It was claimed that Rishi Sunak could cut VAT on household energy bills in the Budget to reduce the cost of the living crisis.
The Chancellor is thought to be contemplating decreasing the 5 per cent rate even though he’s very little room for manoeuvre in the financial package on October 27.
As well as removing some pressure on struggling families, the move could enable Boris Johnson to hail a Brexit benefit, as VAT rates are set centrally within the EU.
With speculation beginning to mount in the run-up to the Budget, Rishi Sunak is also said to be keen to push ahead with an online sales tax after shelving plans for an overhaul of business rates.
Energy bills have been rising after wholesale prices for natural gas spiked, forcing a slew of smaller suppliers to collapse.
The government’s cap on prices for households has already increased and is set for another eye-watering increase in April.
Tory MPs have been urging Rishi Sunak to act on the burden, which comes alongside a variety of other inflationary stresses, with warnings many people will face choosing between eating and heating this winter.
During the Brexit referendum campaign in 2016 Vote Leave promised that fuel bills would be cheaper for everyone, pointing out that EU rules meant VAT on domestic energy had to be at least 5 per cent.
Government officials briefed on the Budget preparations told a newspaper outlet that decreasing the level was on the board but no definitive decisions had been taken.

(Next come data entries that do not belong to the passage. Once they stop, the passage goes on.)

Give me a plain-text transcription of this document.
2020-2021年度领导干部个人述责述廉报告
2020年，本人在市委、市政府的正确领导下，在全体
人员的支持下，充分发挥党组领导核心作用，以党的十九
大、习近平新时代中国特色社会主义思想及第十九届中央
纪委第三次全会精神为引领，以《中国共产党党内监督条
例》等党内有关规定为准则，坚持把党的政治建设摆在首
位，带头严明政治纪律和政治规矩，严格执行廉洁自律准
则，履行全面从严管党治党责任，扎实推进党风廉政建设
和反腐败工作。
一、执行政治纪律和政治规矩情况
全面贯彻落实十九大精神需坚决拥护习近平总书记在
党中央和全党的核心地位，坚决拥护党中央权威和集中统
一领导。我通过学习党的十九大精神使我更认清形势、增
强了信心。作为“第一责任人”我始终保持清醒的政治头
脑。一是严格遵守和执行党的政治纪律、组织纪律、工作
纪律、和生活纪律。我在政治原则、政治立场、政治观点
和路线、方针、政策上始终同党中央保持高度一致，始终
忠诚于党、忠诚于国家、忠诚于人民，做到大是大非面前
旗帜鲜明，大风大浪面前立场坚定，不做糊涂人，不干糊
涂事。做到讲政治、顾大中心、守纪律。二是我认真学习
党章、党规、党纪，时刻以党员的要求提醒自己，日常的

One Treasury official said that it would tick two boxes, and it would remind people of the benefits of Brexit and show that they’re listening to people.
However, Rishi Sunak has been adamant that the government must rein in spending and the move would cost the Exchequer about £1.5 billion a year.

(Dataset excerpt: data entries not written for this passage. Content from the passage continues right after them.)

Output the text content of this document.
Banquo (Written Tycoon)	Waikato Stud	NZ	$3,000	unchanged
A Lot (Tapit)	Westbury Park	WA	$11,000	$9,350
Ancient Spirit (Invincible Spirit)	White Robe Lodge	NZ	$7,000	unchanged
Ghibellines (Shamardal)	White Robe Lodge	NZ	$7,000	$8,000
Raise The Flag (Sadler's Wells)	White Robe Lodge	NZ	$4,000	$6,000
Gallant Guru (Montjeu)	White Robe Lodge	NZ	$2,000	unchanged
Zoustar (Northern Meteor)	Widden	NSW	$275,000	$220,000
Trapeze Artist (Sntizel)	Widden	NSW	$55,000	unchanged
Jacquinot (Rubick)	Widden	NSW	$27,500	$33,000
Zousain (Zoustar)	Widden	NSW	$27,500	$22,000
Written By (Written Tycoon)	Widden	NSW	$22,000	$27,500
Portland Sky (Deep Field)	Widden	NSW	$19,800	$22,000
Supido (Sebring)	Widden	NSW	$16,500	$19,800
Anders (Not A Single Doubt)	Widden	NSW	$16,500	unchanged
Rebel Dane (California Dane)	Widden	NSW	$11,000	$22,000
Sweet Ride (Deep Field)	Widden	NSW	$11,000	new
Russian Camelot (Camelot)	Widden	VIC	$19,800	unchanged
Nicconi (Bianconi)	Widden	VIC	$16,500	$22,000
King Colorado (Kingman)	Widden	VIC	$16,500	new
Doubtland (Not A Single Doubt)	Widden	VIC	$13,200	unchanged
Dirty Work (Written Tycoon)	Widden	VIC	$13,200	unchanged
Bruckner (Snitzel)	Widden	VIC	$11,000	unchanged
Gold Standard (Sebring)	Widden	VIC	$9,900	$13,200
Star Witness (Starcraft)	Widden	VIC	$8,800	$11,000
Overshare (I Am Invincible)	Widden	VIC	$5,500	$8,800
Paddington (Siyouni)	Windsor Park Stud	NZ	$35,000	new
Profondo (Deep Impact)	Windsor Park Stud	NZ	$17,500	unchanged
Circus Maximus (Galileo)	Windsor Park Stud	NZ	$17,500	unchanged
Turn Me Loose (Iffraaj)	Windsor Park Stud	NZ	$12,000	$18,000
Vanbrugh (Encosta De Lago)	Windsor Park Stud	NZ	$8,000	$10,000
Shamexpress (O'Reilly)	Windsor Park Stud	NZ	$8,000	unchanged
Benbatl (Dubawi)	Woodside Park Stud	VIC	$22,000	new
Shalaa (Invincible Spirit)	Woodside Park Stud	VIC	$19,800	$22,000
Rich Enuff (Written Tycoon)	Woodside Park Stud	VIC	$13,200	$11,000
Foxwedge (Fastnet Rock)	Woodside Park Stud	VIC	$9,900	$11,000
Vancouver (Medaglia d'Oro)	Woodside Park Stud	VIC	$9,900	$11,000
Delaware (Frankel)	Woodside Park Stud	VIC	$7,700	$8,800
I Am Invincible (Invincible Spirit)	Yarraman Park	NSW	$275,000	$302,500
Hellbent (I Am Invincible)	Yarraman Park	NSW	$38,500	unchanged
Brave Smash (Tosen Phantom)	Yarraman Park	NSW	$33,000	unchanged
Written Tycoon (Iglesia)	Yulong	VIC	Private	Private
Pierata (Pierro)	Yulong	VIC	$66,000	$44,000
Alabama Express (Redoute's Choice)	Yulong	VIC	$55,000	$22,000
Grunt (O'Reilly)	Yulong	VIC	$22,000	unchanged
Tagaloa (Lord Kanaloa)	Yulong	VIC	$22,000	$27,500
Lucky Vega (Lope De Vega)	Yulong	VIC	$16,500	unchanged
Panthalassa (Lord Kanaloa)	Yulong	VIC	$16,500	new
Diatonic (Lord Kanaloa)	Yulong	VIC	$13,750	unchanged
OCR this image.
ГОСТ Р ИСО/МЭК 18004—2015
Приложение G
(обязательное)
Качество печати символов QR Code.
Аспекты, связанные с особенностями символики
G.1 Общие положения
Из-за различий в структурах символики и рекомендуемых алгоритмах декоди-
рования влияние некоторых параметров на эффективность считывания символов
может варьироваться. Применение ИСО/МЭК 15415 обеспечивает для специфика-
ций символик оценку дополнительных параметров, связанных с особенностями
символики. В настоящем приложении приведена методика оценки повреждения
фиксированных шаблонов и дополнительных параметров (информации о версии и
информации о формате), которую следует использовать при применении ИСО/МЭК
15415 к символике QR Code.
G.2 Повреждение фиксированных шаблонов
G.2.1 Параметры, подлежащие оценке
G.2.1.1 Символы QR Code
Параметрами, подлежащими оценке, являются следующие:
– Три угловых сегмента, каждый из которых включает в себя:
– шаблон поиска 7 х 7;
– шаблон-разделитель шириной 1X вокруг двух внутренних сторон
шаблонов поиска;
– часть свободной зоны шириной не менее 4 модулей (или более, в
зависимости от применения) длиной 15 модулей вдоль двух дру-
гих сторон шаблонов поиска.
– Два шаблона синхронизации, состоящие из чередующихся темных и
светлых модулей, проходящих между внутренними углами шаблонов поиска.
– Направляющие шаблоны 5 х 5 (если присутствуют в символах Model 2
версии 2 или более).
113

It would also be politically difficult ahead of the COP26 summit, where Boris Johnson is urging world leaders to up the pace towards Net-Zero.
Paul Johnson, director of the respected Institute for Fiscal Studies think tank, said reducing VAT would raise the effective subsidy they provide for burning gas.

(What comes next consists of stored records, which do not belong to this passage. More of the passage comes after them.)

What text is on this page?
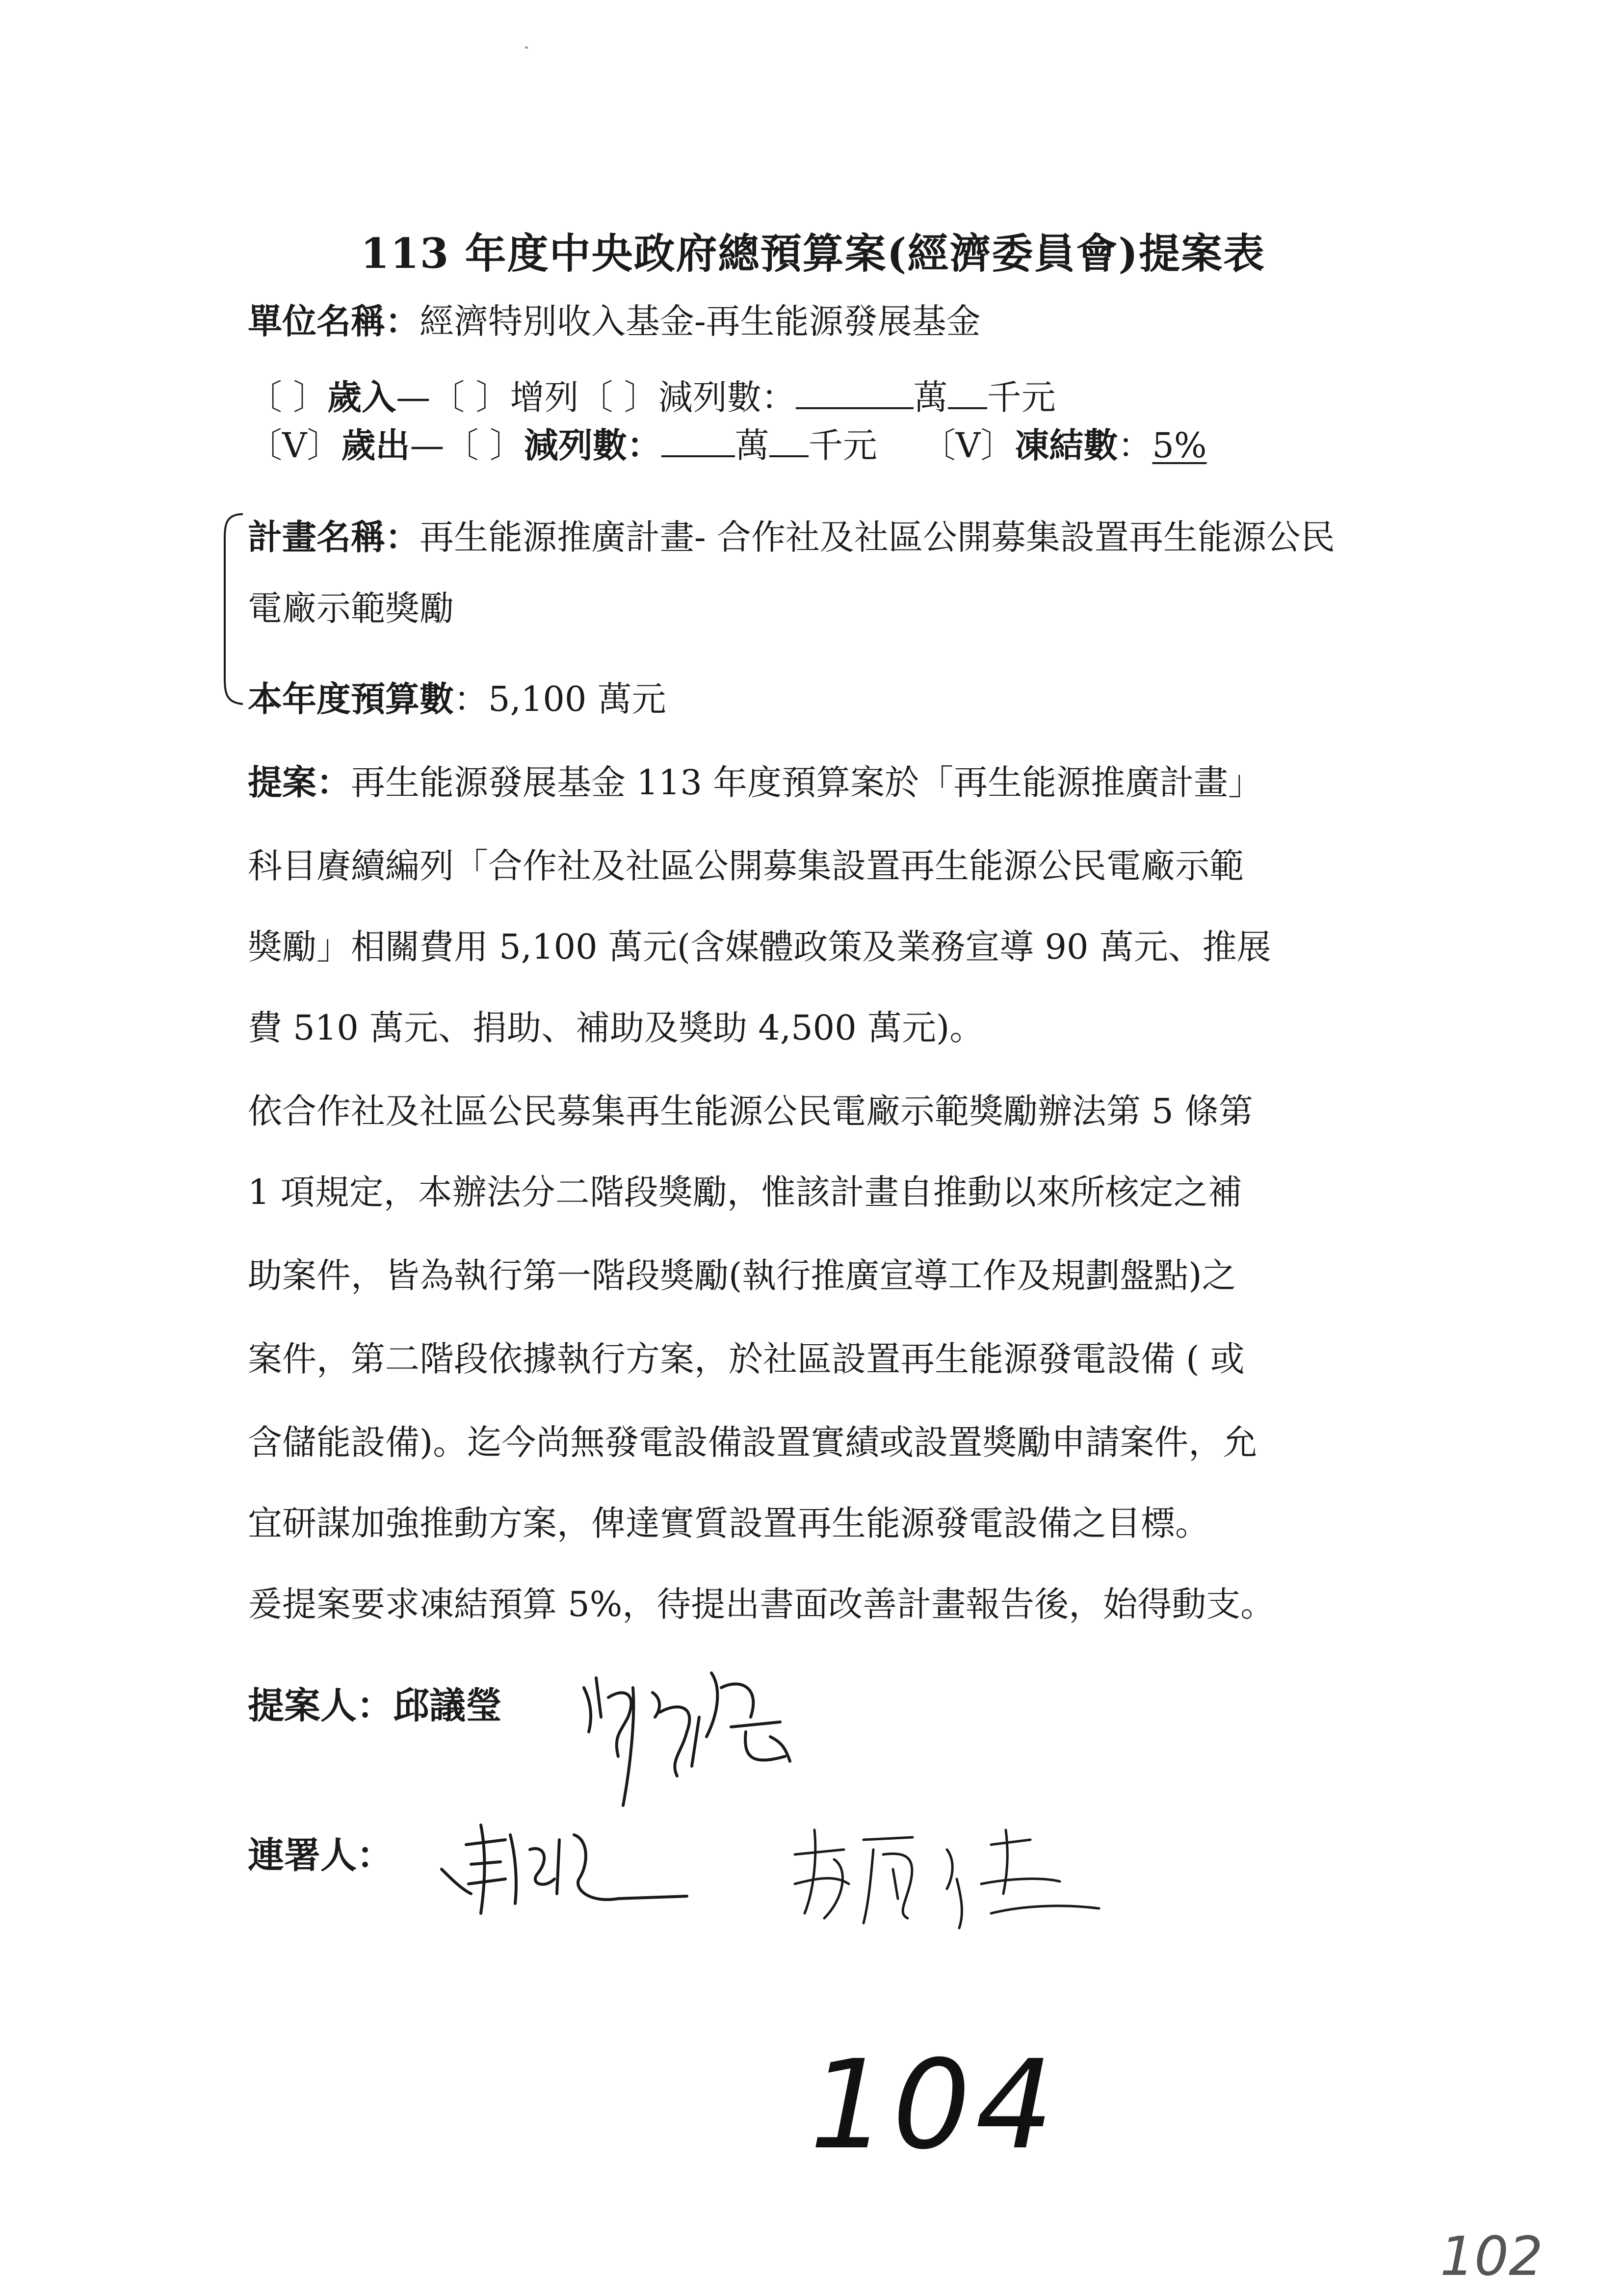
113 年度中央政府總預算案(經濟委員會)提案表
單位名稱：經濟特別收入基金-再生能源發展基金
〔 〕歲入—〔 〕增列〔 〕減列數：	萬 千元
〔V〕歲出—〔 〕減列數： 萬 千元 〔V〕凍結數：5%
計畫名稱：再生能源推廣計畫- 合作社及社區公開募集設置再生能源公民
電廠示範獎勵
本年度預算數：5,100 萬元
提案：再生能源發展基金 113 年度預算案於「再生能源推廣計畫」
科目賡續編列「合作社及社區公開募集設置再生能源公民電廠示範
獎勵」相關費用 5,100 萬元(含媒體政策及業務宣導 90 萬元、推展
費 510 萬元、捐助、補助及獎助 4,500 萬元)。
依合作社及社區公民募集再生能源公民電廠示範獎勵辦法第 5 條第
1 項規定，本辦法分二階段獎勵，惟該計畫自推動以來所核定之補
助案件，皆為執行第一階段獎勵(執行推廣宣導工作及規劃盤點)之
案件，第二階段依據執行方案，於社區設置再生能源發電設備 ( 或
含儲能設備)。迄今尚無發電設備設置實績或設置獎勵申請案件，允
宜研謀加強推動方案，俾達實質設置再生能源發電設備之目標。
爰提案要求凍結預算 5%，待提出書面改善計畫報告後，始得動支。
提案人：邱議瑩
連署人：
104
102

He added that it would also cost over £1.5 billion a year, with most of the benefit increasing to higher-income households.
Meanwhile, a newspaper outlet said Treasury officials have intensified work on a new online sales tax intended to help level the playing field between firms like Amazon and high street retailers.
Society is all back to front because people are working five or six days a week, just to survive, while the minority live like kings and queens, and the reality is, nothing can be done without money, and they’re still printing one and a half billion a day, yet we still appear to have a serious problem.
That’s you and me and ninety per cent of the country, the other ten per cent, which is about five million people are mostly tax avoiders and this doesn’t affect them.
We need to upskill our children because good skills means more money, it’s pretty simple really and education is the solution to good salaries.
A few years ago business owners were doing moderately well, along with their nice vehicles and over fifty thousand a year salary, but in the last few years, they’ve been hammered in every way with taxes and red tape.
Rishi Sunak wants more of your money, of course, he does, and he intends for it to be built back better by billionaires.